US 12,456,461 B2
	Electronic apparatus for processing user utterance and controlling method thereof
Sangmin Park, Suwon-si (KR); and Jaeyung Yeo, Suwon-si (KR)
Assigned to Samsung Electronics Co., Ltd., Suwon-si (KR)
Filed by Samsung Electronics Co., Ltd., Suwon-si (KR)
Filed on Jul. 20, 2022, as Appl. No. 17/869,411.
Application 17/869,411 is a continuation of application No. PCT/KR2021/015453, filed on Oct. 29, 2021.
Claims priority of application No. 10-2020-0142314 (KR), filed on Oct. 29, 2020.
Prior Publication US 2022/0358925 A1, Nov. 10, 2022
Int. Cl. G10L 15/22 (2006.01); G06F 3/16 (2006.01); G10L 15/30 (2013.01)
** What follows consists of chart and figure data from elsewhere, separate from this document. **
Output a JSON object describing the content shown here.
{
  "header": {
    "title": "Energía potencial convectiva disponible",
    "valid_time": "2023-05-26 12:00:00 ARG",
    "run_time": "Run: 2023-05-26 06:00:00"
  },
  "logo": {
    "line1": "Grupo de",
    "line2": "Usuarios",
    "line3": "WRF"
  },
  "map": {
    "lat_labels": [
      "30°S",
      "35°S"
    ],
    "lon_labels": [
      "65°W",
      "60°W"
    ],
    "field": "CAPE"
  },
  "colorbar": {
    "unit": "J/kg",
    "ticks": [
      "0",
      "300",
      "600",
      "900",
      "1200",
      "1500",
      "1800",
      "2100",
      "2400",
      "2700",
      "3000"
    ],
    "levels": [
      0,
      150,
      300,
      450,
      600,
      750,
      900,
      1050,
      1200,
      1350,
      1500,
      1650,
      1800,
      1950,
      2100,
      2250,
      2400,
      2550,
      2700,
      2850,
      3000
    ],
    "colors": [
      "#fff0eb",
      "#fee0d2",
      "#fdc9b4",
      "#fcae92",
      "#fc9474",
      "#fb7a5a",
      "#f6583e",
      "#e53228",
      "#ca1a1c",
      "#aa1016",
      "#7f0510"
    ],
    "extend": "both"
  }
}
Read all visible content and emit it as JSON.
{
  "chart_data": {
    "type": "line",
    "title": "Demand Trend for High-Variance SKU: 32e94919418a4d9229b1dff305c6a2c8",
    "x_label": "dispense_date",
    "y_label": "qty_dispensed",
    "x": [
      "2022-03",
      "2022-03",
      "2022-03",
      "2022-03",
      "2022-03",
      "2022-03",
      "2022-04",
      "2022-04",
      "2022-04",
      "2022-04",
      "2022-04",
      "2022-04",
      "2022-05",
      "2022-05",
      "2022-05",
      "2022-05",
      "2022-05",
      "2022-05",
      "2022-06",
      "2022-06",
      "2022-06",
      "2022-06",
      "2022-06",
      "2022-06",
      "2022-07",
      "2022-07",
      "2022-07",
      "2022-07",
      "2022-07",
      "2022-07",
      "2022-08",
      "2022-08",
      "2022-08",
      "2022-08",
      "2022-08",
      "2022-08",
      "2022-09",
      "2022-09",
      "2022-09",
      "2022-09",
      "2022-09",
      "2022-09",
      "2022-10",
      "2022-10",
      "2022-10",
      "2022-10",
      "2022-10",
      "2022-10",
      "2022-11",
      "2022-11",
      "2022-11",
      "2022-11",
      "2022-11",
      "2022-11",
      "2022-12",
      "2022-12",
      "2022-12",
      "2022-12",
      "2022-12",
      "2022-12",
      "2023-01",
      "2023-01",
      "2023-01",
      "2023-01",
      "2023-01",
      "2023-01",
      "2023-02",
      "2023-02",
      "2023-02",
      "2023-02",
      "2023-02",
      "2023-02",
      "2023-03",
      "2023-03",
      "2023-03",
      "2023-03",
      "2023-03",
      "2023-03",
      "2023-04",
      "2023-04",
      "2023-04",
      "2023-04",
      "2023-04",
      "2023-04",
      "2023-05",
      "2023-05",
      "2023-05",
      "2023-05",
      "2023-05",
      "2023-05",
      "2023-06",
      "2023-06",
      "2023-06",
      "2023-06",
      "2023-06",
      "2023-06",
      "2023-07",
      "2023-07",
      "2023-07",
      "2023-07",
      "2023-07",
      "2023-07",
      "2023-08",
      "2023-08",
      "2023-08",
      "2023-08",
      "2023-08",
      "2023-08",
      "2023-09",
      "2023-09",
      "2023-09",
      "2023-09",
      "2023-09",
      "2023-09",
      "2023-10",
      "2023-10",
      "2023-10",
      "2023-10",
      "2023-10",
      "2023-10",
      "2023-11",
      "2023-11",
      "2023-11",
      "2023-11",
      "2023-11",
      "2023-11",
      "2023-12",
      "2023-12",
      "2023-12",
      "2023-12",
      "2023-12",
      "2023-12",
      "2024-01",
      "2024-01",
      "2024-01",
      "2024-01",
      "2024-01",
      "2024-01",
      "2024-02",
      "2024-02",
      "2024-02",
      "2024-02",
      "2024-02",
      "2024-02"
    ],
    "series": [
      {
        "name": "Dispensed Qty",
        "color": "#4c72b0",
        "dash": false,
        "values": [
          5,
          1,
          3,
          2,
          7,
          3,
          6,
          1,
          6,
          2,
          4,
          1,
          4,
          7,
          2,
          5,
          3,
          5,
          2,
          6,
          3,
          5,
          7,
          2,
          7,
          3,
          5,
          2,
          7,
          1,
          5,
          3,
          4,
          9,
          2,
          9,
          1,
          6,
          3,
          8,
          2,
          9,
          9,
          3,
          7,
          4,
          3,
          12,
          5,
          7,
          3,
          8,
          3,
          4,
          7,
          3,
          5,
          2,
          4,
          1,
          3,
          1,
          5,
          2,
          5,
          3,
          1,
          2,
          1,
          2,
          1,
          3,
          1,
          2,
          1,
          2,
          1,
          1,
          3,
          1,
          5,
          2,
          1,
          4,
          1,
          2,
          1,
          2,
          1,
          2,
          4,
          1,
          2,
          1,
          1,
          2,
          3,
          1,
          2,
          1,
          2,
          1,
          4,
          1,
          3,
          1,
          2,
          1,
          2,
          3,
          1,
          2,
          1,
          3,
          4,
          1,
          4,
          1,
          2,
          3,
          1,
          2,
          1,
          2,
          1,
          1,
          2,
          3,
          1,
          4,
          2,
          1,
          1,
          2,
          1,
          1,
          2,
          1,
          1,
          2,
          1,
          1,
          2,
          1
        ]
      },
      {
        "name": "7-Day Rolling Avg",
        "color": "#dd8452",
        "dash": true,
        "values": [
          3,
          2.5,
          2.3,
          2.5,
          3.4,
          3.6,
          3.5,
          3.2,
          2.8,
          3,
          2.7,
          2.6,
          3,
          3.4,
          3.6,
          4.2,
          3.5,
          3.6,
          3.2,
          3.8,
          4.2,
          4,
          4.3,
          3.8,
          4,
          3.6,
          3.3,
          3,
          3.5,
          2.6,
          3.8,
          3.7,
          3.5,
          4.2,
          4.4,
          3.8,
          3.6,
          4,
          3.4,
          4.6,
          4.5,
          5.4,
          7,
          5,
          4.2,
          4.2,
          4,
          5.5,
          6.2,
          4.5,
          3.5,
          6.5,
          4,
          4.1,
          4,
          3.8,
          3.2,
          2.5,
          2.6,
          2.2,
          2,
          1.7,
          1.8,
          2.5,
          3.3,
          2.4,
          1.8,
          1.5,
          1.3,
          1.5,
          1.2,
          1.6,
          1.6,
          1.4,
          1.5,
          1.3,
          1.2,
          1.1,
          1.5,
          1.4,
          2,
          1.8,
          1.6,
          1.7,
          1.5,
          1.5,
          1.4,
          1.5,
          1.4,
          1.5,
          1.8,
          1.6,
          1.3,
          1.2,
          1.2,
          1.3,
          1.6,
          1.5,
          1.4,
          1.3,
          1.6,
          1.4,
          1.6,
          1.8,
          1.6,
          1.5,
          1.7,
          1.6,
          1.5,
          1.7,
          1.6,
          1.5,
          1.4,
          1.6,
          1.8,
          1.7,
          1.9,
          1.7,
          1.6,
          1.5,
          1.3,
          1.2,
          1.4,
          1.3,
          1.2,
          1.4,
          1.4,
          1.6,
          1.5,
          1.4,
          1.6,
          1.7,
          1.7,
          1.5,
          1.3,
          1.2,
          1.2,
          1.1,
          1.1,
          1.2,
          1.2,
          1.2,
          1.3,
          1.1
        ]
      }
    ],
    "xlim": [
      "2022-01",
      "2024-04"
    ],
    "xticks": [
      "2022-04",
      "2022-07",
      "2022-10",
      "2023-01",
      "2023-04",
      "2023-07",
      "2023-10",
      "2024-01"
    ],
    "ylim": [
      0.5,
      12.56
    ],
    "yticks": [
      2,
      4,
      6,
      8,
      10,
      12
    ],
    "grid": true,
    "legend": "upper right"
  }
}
CPC G10L 15/22 (2013.01) [G06F 3/167 (2013.01); G10L 15/30 (2013.01); G10L 2015/223 (2013.01); G10L 2015/228 (2013.01)]

20 Claims

1. An electronic device comprising:

a microphone;

memory storing instructions, a plurality of domain sets and a capsule database including a plurality of capsules corresponding to the plurality of domain sets, the plurality of capsules including relationships between a plurality of concepts and actions corresponding to the plurality of domain sets; and

at least one processor, comprising processing circuitry, electrically connected to the microphone and the memory,

wherein the instructions, when executed by the at least one processor individually or collectively, cause the electronic device to:

acquire a voice signal using the microphone;

acquire context information associated with at least one of the electronic device or a user;

determine whether domain sets are identified from among the plurality of domain sets stored in the memory based on the context information;

when a single domain set is identified among the plurality of domain sets based on the context information, determine a first domain set as the identified single domain set;

when more than one domain set are identified among the plurality of domain sets based on the context information, select the first domain set among the identified more than one domain set based on an utterance of the user in the voice signal;

when no domain sets are identified among the plurality of domain sets based on the context information:

transmit, to a server, the context information and the voice signal,

receive, from the server, the first domain set corresponding to the context information and the voice signal;

generate a plan including a plurality of operations for processing a task corresponding to the voice signal based on the determined first domain set and capsules corresponding to the determined first domain set; and

perform the plurality of operations corresponding to the voice signal.